Dr Sanan is currently deepening her engagement with archives and alternative expressions of museum work through two projects. One is titled ‘We Need New Names: On Difficult Knowledge and Cultures of Care in Southern African University Museums’, which she runs alongside colleagues from AVReQ and from the NAHECS at the University of Fort Hare. The second project is called ‘Museum as Imaginations: Studies in Alternative Museologies’, which takes the form of summer schools and cultural dialogues between a core collective of artists, museum practitioners, researchers and educators from Morocco, South Africa, and India.
Researcher: Sophia Sanan
Children and Adolescent Mental Health Strategy Implementation in Rwanda.

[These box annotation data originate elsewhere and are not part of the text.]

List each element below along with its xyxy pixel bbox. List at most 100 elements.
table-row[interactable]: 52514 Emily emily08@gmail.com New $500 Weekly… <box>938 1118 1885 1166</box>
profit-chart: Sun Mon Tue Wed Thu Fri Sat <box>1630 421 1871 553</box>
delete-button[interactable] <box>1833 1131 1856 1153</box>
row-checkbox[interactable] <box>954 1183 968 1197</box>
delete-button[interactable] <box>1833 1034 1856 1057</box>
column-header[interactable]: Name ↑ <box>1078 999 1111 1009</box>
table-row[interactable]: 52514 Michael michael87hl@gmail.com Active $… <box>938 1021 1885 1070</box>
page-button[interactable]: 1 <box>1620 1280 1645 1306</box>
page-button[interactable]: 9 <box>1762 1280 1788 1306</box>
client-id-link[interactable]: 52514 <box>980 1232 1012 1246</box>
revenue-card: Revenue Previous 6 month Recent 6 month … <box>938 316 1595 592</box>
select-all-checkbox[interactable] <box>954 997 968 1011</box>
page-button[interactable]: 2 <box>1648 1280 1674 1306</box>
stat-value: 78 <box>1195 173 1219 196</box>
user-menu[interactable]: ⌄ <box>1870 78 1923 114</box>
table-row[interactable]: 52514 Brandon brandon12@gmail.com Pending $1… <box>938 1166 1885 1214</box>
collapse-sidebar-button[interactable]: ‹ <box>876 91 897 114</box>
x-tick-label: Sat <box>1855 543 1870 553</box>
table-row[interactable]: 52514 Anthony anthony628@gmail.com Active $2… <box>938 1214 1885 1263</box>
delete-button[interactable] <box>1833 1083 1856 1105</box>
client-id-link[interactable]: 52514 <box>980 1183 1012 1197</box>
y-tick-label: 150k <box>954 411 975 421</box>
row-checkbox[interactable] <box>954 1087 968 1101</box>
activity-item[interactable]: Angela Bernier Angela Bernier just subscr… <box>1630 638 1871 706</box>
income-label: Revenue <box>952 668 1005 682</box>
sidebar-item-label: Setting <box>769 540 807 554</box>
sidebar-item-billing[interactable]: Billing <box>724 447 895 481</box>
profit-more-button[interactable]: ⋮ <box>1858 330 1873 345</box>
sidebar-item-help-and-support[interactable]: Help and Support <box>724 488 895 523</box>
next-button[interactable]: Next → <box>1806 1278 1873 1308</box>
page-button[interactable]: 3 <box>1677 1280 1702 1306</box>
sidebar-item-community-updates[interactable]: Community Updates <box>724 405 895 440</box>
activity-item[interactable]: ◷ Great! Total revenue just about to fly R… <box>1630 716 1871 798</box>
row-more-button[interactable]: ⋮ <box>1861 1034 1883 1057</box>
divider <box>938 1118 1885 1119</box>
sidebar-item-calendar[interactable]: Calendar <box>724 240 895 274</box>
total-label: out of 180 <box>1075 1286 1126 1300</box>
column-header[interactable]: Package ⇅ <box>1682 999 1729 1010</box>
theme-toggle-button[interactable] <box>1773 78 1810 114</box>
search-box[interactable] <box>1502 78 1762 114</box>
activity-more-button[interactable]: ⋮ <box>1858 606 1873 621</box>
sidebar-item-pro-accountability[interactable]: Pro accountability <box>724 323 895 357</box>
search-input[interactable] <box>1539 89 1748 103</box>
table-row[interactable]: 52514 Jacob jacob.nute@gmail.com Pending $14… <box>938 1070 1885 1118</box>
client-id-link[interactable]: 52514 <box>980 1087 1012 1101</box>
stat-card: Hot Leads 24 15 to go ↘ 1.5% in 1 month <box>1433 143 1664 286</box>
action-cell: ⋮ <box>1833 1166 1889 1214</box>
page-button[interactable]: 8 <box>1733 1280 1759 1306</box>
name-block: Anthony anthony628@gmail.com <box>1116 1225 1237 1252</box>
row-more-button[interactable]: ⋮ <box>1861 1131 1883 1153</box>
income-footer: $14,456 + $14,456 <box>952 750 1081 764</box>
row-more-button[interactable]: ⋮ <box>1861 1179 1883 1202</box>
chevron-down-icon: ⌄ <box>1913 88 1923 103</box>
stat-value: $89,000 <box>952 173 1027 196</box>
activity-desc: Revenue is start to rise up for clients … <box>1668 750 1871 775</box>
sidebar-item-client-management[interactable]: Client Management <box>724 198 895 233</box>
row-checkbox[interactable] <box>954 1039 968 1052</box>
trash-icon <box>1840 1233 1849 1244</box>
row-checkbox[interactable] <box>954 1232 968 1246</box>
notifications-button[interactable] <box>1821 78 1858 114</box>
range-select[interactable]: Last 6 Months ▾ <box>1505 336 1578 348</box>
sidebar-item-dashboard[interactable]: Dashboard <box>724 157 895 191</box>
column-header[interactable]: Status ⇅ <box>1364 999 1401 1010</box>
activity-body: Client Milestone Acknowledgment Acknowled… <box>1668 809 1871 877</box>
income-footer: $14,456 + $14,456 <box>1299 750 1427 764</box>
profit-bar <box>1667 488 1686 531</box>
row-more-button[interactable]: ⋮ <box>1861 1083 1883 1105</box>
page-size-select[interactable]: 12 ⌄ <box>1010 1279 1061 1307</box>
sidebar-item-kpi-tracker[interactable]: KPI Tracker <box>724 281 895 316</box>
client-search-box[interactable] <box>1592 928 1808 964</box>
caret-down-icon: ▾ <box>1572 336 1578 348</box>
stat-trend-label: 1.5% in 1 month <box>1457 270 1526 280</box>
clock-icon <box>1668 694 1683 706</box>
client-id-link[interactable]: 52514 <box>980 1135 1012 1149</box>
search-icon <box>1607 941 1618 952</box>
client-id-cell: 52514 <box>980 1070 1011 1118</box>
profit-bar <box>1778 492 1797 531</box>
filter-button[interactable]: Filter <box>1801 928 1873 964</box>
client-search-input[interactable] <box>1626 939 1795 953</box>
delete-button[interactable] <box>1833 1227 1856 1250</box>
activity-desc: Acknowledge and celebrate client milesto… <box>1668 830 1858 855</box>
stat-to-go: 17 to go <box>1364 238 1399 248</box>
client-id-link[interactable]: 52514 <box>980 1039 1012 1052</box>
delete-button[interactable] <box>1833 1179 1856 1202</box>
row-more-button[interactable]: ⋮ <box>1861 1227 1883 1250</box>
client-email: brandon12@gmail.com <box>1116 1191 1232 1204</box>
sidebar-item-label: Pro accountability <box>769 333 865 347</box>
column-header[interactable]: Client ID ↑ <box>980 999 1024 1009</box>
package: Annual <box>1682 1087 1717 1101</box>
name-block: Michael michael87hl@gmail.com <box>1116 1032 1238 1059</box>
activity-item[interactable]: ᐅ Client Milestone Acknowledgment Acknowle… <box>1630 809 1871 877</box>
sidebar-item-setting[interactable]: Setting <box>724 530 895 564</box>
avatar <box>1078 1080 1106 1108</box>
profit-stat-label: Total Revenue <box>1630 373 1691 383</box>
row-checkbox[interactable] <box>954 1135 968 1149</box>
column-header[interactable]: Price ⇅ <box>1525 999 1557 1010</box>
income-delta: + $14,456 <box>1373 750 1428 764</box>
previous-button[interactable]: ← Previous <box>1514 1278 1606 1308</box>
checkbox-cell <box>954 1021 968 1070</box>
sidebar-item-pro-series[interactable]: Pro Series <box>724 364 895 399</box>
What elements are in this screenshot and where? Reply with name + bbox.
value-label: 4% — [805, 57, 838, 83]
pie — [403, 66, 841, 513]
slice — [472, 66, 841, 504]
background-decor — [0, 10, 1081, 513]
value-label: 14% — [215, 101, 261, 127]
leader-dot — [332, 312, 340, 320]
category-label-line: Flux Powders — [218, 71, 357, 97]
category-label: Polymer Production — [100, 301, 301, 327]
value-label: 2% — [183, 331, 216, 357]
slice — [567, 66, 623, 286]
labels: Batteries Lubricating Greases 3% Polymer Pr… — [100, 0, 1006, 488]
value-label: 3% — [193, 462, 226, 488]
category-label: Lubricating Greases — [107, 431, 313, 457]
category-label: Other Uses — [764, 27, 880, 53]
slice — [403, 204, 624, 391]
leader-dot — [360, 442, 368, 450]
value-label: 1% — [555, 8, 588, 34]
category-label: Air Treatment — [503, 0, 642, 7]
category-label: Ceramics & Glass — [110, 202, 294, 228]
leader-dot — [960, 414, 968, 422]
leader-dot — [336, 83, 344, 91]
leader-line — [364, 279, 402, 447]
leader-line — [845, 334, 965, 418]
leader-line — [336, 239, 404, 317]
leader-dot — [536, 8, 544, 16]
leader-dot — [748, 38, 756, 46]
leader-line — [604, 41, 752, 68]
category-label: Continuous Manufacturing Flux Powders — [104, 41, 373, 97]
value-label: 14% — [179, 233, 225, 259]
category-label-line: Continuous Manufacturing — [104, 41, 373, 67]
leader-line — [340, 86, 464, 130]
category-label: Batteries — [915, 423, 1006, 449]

This policy brief highlights the following: Key messages of mental health policy brief around the CAMH Strategy and Rwanda’s development goals. Thematic findings from consultative research on CAMH Strategy implementation among multisectoral stakeholders. Visualization of how implementation of the CAMH Strategy fits within Rwanda’s evidence-based mental health policy processes. Recommended actions for stakeholders to implement the CAMH Strategy.
Collaborator(s): Maggie Zraly, Grace Kagoyire, Nancy Misago & Darius Gishoma
Researcher Trauma, Mental Health and Wellbeing
An exploratory study on researchers, comprising graduate students and staff within AVReQ and the Faculty of Arts and Social Sciences, working on themes related to violence, conflict, trauma and cognate areas. Specifically, the focus is on taking ameliorative action in the face of anxiety, stress and related mental health challenges encountered by researchers in their work and on how to better support health, wellbeing and sustainability in the academy.